Av. Erdal Kuzu, yargılamanın beş yıldır sürdüğünü, sayamadıkları kez gerçekleşen heyet değişiklikleri nedeniyle yargısal sürekliliğin sağlanamadığını ifade ettikten sonra taleplerini sunarak sözlerine devam etti. Tanıkların mahkemede hazır edilmesini, Muhammed Demirel’in, Abdullah Çolak’ın, Dilek Çolak’ın ve Arif Topçam’ın dinlenmesini, savcılığa mütalaasını hazırlamasının tebliğ edilmesini, sanıkların tutuklanmasını, Bağözü Köyü’nün boşaltılan köylerden biri olup olmadığı Mardin Valiliği Zarar Tespit Komisyonu’na sorulmasını ve katılanların yol masraflarının karşılanmasını talep etti.
Av. Kuzu, ayrıca mahkeme heyetinden yargılamanın hızlanmasını talep etti. Duruşmalara “şeklen” gelmek istemediklerini belirtti. Daha sonra söz alan Av. Aziz Türk, birçok ifade özgürlüğü davasında tutuklama tedbirine başvurulurken, bu davadaki katalog suçun da sanıkların tutukluluğunu gerektirdiğini belirtip, sanıkların tutuklanmasını talep etti.

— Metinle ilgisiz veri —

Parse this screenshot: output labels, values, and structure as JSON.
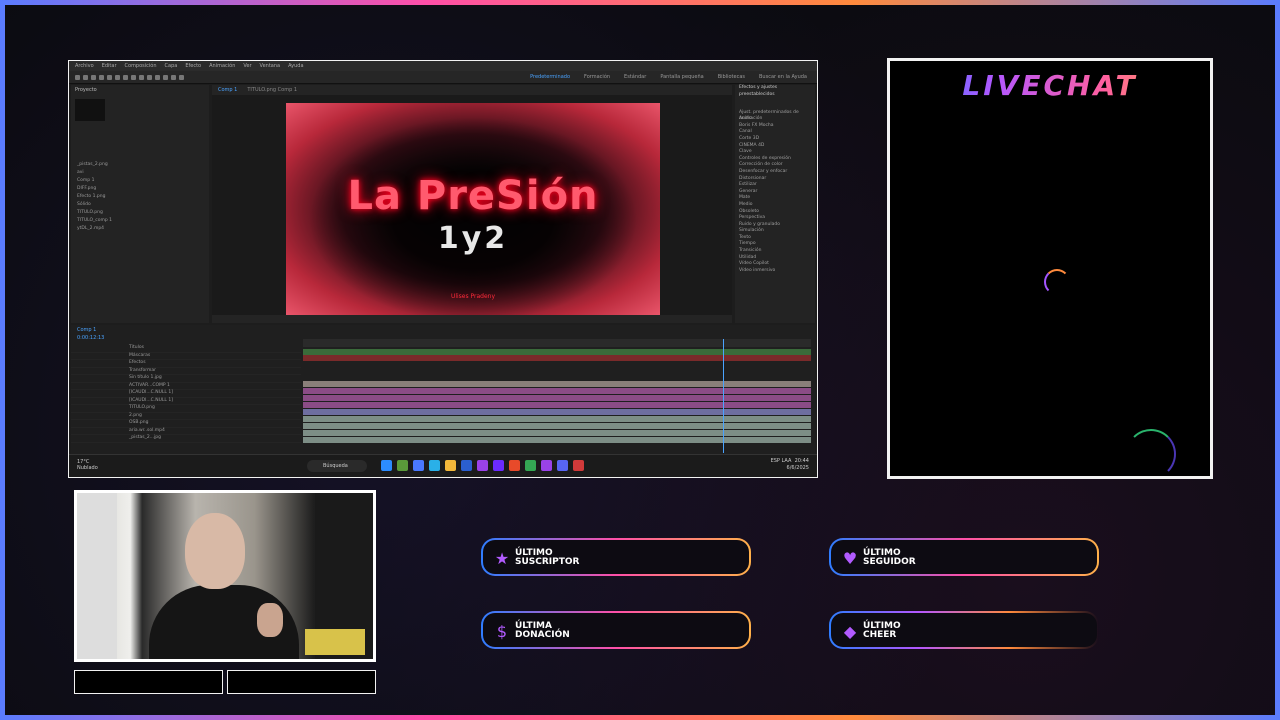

Av. Ahmet Özmen de mağdurların adalet talebinin görmezden gelinmemesi gerektiğini ve görünürde bir yargılama yapılmaması gerektiğini söyledi. Mahkeme başkanı, Av. Özmen’i mahkemeyi itham etmemesi için uyardı. Av. Özmen, sanıkların en azından “ceza alabilir miyim?” endişesi yaşamaları gerektiğini ekledi.

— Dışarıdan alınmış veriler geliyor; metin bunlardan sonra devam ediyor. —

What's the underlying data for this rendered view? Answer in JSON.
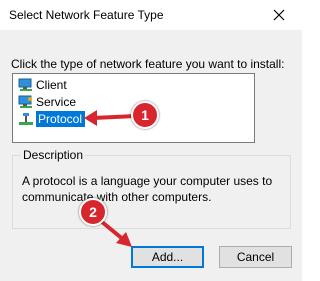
{
  "window": {
    "title": "Select Network Feature Type",
    "close_icon": "close-icon"
  },
  "instruction": "Click the type of network feature you want to install:",
  "features": [
    {
      "label": "Client",
      "icon": "client-network-icon",
      "selected": false
    },
    {
      "label": "Service",
      "icon": "service-network-icon",
      "selected": false
    },
    {
      "label": "Protocol",
      "icon": "protocol-network-icon",
      "selected": true
    }
  ],
  "description": {
    "title": "Description",
    "text": "A protocol is a language your computer uses to communicate with other computers."
  },
  "buttons": {
    "add": "Add...",
    "cancel": "Cancel"
  },
  "annotations": {
    "marker1": "1",
    "marker2": "2",
    "color": "#d7262e"
  },
  "colors": {
    "selection": "#0078d7",
    "dialog_bg": "#f0f0f0"
  }
}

Abdulaziz Altınkaynak söz alarak, iki senedir bir mahkemenin nasıl dönemin savcısını dinlemek üzere getiremediğini anlamadığını belirterek, adalet istediklerini söyledi. Diğer kayıp yakınları davacı olduklarını tekrar etti.
Savcılık Talepleri
Savcı Öncel, Ahmet Çiçek’in beyanının alınması için Bursa Nöbetçi Ağır Ceza Mahkemesi’ne talimat yazılmasını; Abdullah Çoban, Arif Topçam ve Muhammed Demirel’in dinlenmesini talep etti. Savcı ayrıca, Abdurrahman Olcay’ın nüfustan düşümüne dair ara karar alınmasını talep ederken, katılan vekili Av. Erdal Kuzu’nun sanıkların tutukluluk taleplerini reddetti.
Ara Kararlar
- Sanık avukatlarının mazeretlerini kabul eden heyet, Adem Kul ve Ahmet Çiçek’in dinlenmeleri için adres tespitinin yapılmak üzere İçişleri Bakanlığı’na yazılmasına karar verdi. Adem Kul’un Samsun 2. Ağır Ceza Mahkemesi’nin 2017/288 esas sayılı dosyası ile FETÖ/PDY Terör Örgütü Üyeliğinden hakkında mahkumiyet kararı verildiği, infaza ilişkin işlemlerin yapılmadığı UYAP ortamında görülmüş ve tanığın adresini mahkemeye sormaya ve akabinde SEGBİS ile beyanının alınması için talimat yazılmasına karar verildi.
- Abdullah Çolak, Dilek Çolak, Arif Topçu ve Muhammed Demirel’in dinlenmesi için gerekli işlemlerin yapılmasına karar verdi.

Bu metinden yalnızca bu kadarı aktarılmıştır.